At this point, it should be further clarified that since the Special Manager's claim that the purpose of the back-to-back transactions was to distort Hefzibah Investments' financial statements was not proven, the basis for the argument that these transactions were null and void as aforesaid was "an invalid contract" was dropped In the section 30 30The Contracts Law. Much more than necessary, it should be noted that even this was an invalid contract - As is well known, there may be situations in which it is nevertheless justified to order the existence of obligations from within it, by virtue of the broad application of the principle of good faith and the discretion given to the court in the matter by virtue of Section 31 30The Contracts Law (For more information, see, for example, the judge's review v. Solberg OnCivil Appeal 10159/16 Yoav Regional Council v. Kiryat Gat Municipality, [Published in Nevo] paragraphs 49-55 and references there (June 20, 2019); Gabriela Shalev and Effi Zemach Contract Law, pp. 676-686 (4th edition, 2019), Hereinafter: Peaceful and Plant).

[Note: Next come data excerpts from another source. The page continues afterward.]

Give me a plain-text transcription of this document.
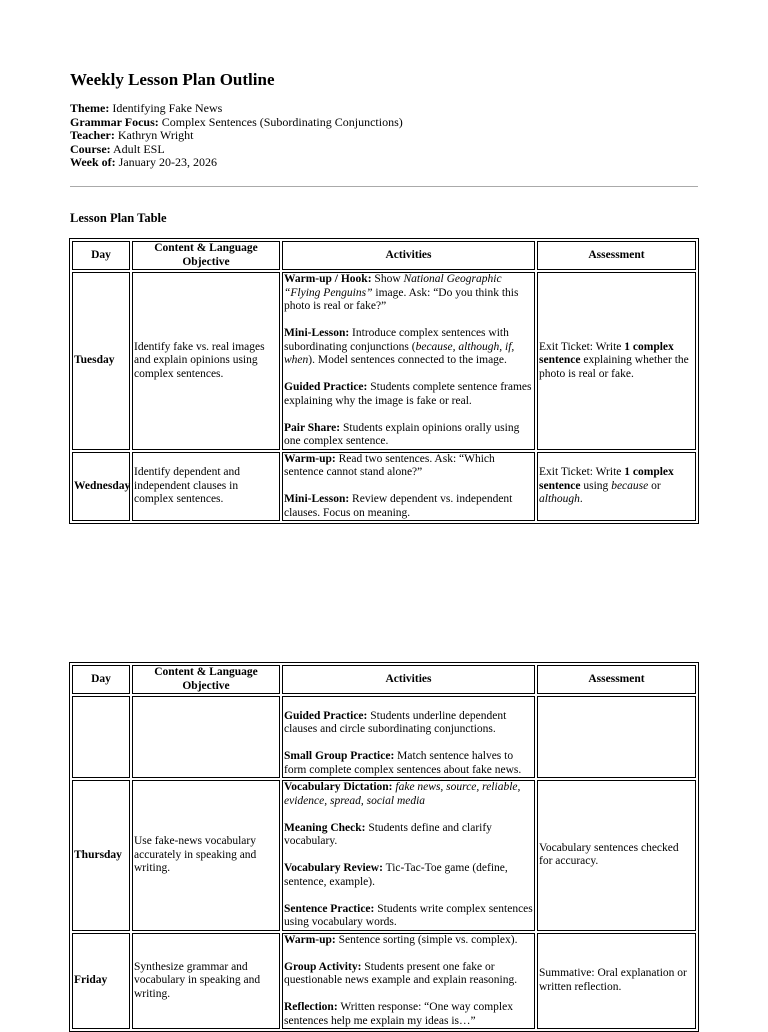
Weekly Lesson Plan Outline
Theme: Identifying Fake News
Grammar Focus: Complex Sentences (Subordinating Conjunctions)
Teacher: Kathryn Wright
Course: Adult ESL
Week of: January 20-23, 2026
Lesson Plan Table
Day	Content & Language Objective	Activities	Assessment
Tuesday	Identify fake vs. real images and explain opinions using complex sentences.	Warm-up / Hook: Show National Geographic “Flying Penguins” image. Ask: “Do you think this photo is real or fake?”

Mini-Lesson: Introduce complex sentences with subordinating conjunctions (because, although, if, when). Model sentences connected to the image.

Guided Practice: Students complete sentence frames explaining why the image is fake or real.

Pair Share: Students explain opinions orally using one complex sentence.	Exit Ticket: Write 1 complex sentence explaining whether the photo is real or fake.
Wednesday	Identify dependent and independent clauses in complex sentences.	Warm-up: Read two sentences. Ask: “Which sentence cannot stand alone?”

Mini-Lesson: Review dependent vs. independent clauses. Focus on meaning.	Exit Ticket: Write 1 complex sentence using because or although.
Day	Content & Language Objective	Activities	Assessment

		Guided Practice: Students underline dependent clauses and circle subordinating conjunctions.

Small Group Practice: Match sentence halves to form complete complex sentences about fake news.	

Thursday	Use fake-news vocabulary accurately in speaking and writing.	Vocabulary Dictation: fake news, source, reliable, evidence, spread, social media

Meaning Check: Students define and clarify vocabulary.

Vocabulary Review: Tic-Tac-Toe game (define, sentence, example).

Sentence Practice: Students write complex sentences using vocabulary words.	Vocabulary sentences checked for accuracy.
Friday	Synthesize grammar and vocabulary in speaking and writing.	Warm-up: Sentence sorting (simple vs. complex).

Group Activity: Students present one fake or questionable news example and explain reasoning.

Reflection: Written response: “One way complex sentences help me explain my ideas is…”	Summative: Oral explanation or written reflection.
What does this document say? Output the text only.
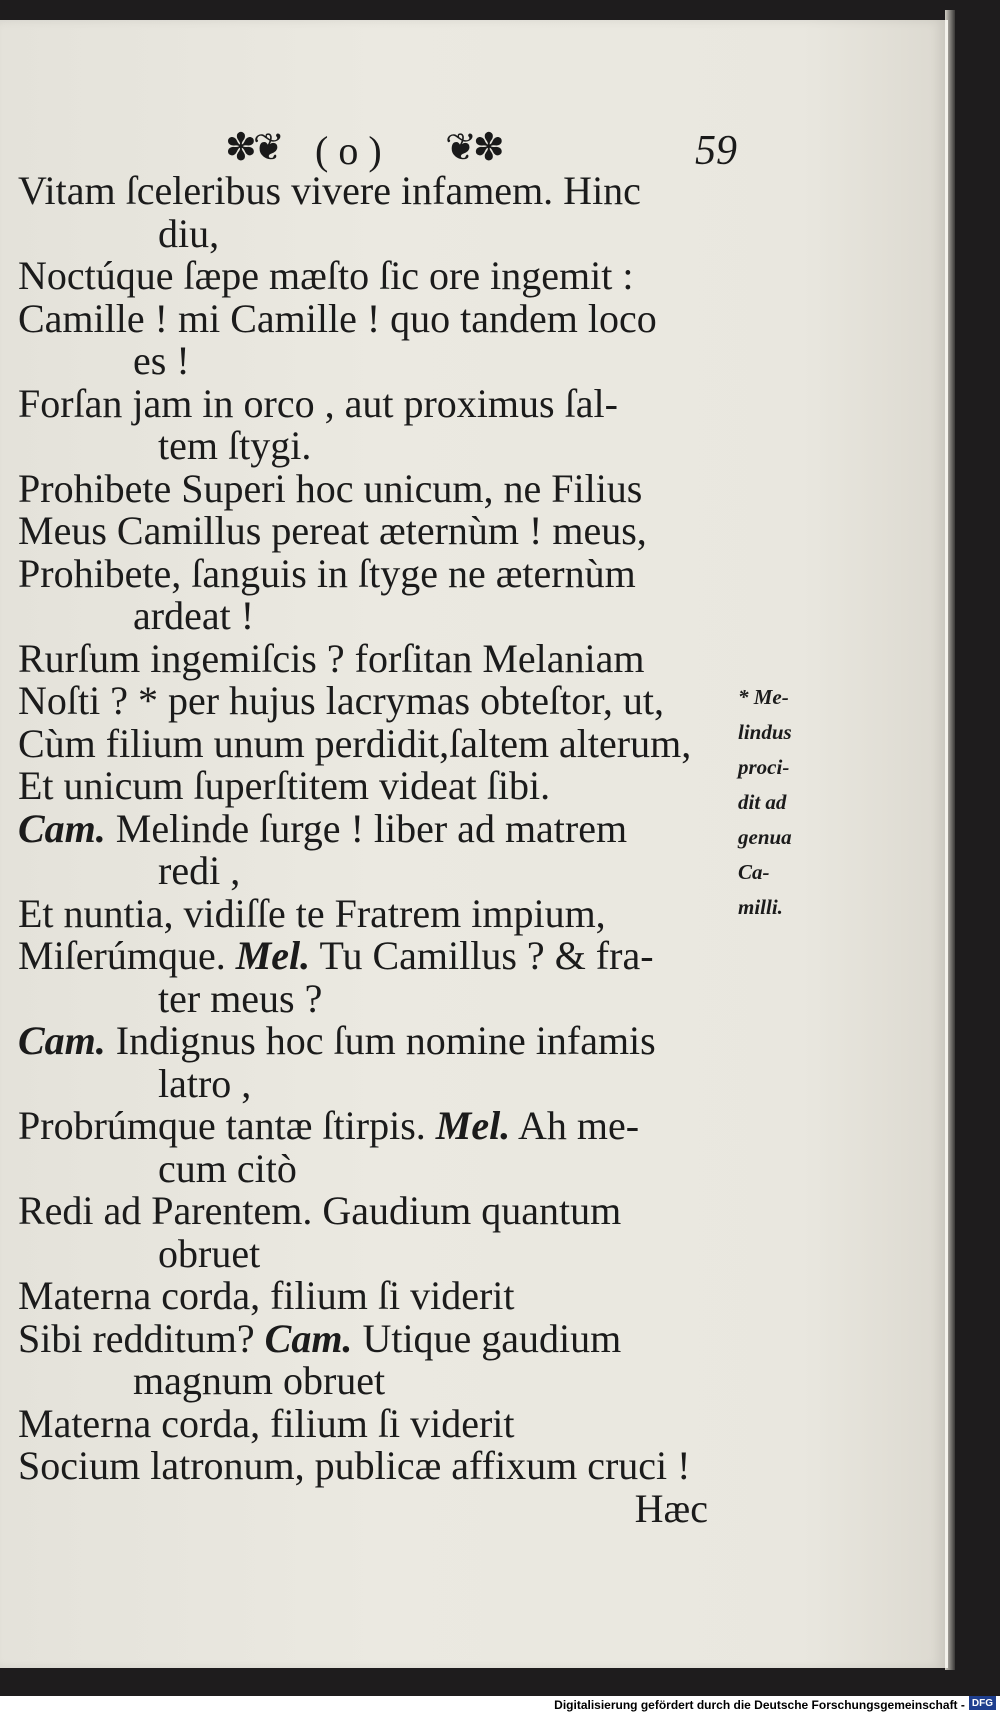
✽❦ ( o ) ❦✽	59
Vitam ſceleribus vivere infamem. Hinc
diu,
Noctúque ſæpe mæſto ſic ore ingemit :
Camille ! mi Camille ! quo tandem loco
es !
Forſan jam in orco , aut proximus ſal-
tem ſtygi.
Prohibete Superi hoc unicum, ne Filius
Meus Camillus pereat æternùm ! meus,
Prohibete, ſanguis in ſtyge ne æternùm
ardeat !
Rurſum ingemiſcis ? forſitan Melaniam
Noſti ? * per hujus lacrymas obteſtor, ut,
Cùm filium unum perdidit,ſaltem alterum,
Et unicum ſuperſtitem videat ſibi.
Cam. Melinde ſurge ! liber ad matrem
redi ,
Et nuntia, vidiſſe te Fratrem impium,
Miſerúmque. Mel. Tu Camillus ? & fra-
ter meus ?
Cam. Indignus hoc ſum nomine infamis
latro ,
Probrúmque tantæ ſtirpis. Mel. Ah me-
cum citò
Redi ad Parentem. Gaudium quantum
obruet
Materna corda, filium ſi viderit
Sibi redditum? Cam. Utique gaudium
magnum obruet
Materna corda, filium ſi viderit
Socium latronum, publicæ affixum cruci !
Hæc
* Me-
lindus
proci-
dit ad
genua
Ca-
milli.
Digitalisierung gefördert durch die Deutsche Forschungsgemeinschaft - DFG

- And now for an engineering deal. As detailed in the factual chapter, in the framework of this transaction, Mordechai Yona transferred to Hefziba Engineering a financial deposit and a portfolio of securities that he owned and pledged by him for the benefit of Mizrahi Bank, as a guarantee for the financial activity of Hefziba Shikun and Hefziba Investments; and the transfer of these assets from Mordechai Yona to Heftziba Engineering was subject to their continued mortgage in favor of the bank. According to the position of the Special Manager, Heftziba Engineering, on the one hand, put assets that it owned at risk in order to ensure the repayment of the debts of other companies in the Group, and on the other hand, it was not entitled to any consideration for the provision of the guarantees - Hence, this transaction was not "in favor" of Heftziba Engineering. It was further claimed by the Special Manager that the engineering transaction was intended only to enable Mordechai Yona to evade the repayment of a debt in the amount of millions of shekels that he owes Hefziba Engineering personally - In such a way that the debt had passed, Mordechai Yona transferred to the company's owners assets that were already mortgaged to the bank and could not be used in any other way. The District Court rejected these arguments in its decision of December 11, 2016; And I will say at once that the Special Director has not been able to point out any reason for intervening permanently there.
With regard to Mordechai's debt, it was clarified by the District Court that "The situation of the company (Hefziba Engineering-A.B.) is no worse today than it was before the transfer of the funds from Mordechai Yona to its account and their pledge to investment and housing companies. Either way, Mordechai Yona owed the company money and the company did not lose anything from the transaction, in a way that there is no impact on the debt that Mordechai Yona had towards it" (paragraph 17 of the decision). In other words, Mordechai's debt was not written off as part of an engineering transaction, but remained pending even after it; This is sufficient to reject the argument that the entire purpose of the transaction was to bring about the unlawful erasure of the debt. As for the economic advantage inherent in the deal from the point of view of Heftziba Engineering - In the District Court's decision, it was clarified that the companies in the Hefziba Group acted in a manner in which they relied mutually on each other's support, inter alia, by providing collateral and transferring assets between them; And that against this background, it is clear that the engineering deal served not only Heftzibah Engineering's best interests, but mainly the interest of the entire group.